Les deux filles naturelles de Luca et Laura sont nées alors que leurs parents accueillaient déjà d’autres enfants dans leur foyer. Ils ont donc immédiatement respiré l’atmosphère atypique d’une famille nombreuse et “particulière”. “Pour eux, notre famille est normale”, confie le père. “Ce n’est qu’à l’école primaire, lorsqu’elles ont commencé à aller chez des camarades de classe, qu’elles ont remarqué qu’il y avait des familles de seulement trois personnes qui dînaient avec la télévision allumée. Puis ils revenaient et me disaient : “Mamma mia, papa, comme c’est triste et comme c’est calme !” Pour eux, la banalité de la vie a toujours été l’air de confusion/fête d’une maison où l’on dîne avec au moins 15-16 personnes…”.

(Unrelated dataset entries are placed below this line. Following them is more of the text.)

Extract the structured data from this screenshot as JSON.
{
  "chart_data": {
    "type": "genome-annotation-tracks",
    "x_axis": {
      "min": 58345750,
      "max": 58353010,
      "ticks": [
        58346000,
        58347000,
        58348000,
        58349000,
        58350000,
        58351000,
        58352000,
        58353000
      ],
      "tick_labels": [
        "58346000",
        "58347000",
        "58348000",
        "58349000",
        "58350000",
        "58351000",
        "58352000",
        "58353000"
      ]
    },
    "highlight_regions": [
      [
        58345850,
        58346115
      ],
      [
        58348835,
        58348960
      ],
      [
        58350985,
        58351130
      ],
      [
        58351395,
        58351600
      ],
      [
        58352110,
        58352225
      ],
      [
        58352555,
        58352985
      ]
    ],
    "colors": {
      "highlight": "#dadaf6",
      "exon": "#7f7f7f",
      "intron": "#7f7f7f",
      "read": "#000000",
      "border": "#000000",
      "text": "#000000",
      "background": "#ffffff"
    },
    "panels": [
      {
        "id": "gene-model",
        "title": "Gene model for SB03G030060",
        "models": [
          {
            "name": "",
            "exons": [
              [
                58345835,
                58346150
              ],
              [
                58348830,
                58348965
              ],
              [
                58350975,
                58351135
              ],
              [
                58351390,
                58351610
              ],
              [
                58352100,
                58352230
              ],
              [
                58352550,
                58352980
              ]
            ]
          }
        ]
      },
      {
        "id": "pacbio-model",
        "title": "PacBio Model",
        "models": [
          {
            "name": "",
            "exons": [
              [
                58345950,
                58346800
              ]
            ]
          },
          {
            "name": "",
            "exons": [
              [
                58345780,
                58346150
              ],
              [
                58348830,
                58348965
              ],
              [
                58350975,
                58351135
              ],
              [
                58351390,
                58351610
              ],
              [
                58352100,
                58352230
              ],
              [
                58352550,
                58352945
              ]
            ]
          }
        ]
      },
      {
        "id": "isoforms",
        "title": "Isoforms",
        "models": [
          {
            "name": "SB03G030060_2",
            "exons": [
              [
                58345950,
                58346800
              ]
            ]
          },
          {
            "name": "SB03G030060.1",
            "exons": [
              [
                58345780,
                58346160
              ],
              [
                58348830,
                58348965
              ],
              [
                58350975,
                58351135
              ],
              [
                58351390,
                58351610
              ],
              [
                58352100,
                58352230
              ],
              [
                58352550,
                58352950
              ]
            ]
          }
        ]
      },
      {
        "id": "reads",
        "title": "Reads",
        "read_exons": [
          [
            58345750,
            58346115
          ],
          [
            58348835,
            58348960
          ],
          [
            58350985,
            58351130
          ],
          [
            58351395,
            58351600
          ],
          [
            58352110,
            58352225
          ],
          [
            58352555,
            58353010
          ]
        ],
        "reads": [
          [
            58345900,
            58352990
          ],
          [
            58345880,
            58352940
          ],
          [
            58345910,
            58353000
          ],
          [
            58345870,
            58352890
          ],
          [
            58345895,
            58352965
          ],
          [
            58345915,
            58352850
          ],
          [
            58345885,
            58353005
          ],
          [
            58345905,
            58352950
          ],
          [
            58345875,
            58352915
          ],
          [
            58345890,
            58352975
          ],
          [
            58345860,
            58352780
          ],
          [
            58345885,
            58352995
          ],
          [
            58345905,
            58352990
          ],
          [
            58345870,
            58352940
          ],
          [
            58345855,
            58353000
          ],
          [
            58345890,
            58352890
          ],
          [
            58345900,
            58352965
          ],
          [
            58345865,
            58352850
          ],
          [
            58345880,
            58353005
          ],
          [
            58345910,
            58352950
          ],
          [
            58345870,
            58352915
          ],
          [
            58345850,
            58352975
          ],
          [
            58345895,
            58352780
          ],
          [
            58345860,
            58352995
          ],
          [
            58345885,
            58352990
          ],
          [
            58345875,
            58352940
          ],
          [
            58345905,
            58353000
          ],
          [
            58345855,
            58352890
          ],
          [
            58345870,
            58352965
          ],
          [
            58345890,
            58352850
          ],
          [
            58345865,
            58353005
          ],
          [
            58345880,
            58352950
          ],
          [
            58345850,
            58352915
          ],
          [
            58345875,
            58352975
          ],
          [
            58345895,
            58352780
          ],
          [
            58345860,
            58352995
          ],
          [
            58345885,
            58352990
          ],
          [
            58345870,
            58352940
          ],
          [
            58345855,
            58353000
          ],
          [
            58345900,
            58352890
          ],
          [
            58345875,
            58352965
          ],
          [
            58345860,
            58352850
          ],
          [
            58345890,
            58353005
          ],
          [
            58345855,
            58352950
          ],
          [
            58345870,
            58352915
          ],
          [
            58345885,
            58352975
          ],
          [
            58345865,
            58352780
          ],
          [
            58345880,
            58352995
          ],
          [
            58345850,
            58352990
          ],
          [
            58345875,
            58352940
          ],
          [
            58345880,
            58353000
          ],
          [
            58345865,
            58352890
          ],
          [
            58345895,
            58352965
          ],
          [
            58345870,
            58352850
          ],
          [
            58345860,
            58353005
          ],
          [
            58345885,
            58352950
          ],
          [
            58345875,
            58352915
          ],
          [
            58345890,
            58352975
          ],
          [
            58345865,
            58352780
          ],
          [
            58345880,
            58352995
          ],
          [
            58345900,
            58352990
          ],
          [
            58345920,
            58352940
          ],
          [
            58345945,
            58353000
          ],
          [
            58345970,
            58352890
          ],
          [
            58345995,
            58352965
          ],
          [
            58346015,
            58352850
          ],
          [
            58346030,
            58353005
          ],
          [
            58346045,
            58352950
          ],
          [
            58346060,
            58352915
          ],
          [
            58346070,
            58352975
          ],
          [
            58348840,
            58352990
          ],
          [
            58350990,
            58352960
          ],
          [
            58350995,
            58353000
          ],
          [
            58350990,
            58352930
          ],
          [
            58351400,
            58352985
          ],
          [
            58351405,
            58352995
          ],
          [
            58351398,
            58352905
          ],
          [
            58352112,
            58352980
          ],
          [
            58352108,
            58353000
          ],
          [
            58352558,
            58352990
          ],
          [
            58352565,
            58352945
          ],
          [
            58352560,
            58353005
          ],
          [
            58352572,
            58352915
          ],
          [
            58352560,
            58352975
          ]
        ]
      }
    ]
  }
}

Dans le livre, Luca Russo écrit : “L’euthanasie est invoquée par ceux qui ont perdu la clé du bonheur. Et il est vrai que la clé qui ouvre les portes d’une vie heureuse est également possédée par ceux qui vivent une existence entière dépendant de la vie d’un autre”. Il explique son opposition à la culture du rejet comme suit : “Je peux être dépendant des autres parce que je n’ai pas d’yeux pour voir, parce que je suis trachéotomisé ou me nourrir avec une gastrostomie percutanée. La dépendance à l’égard de l’autre est un blasphème aux yeux de ceux qui prônent l’autodétermination à tout prix, en poussant ce principe à l’extrême. Ce faisant, ils désavouent la dignité de vies totalement dépendantes des autres, légitimant leur suppression. Au lieu de cela, même une vie “dépendante” peut devenir une belle vie. Si seulement nous étions capables de construire une société qui ne soit plus égoïste et égocentrique mais solidaire, où les forts se mêlent aux faibles et prennent soin d’eux, nous aurions trouvé les clés du bonheur pour tous”.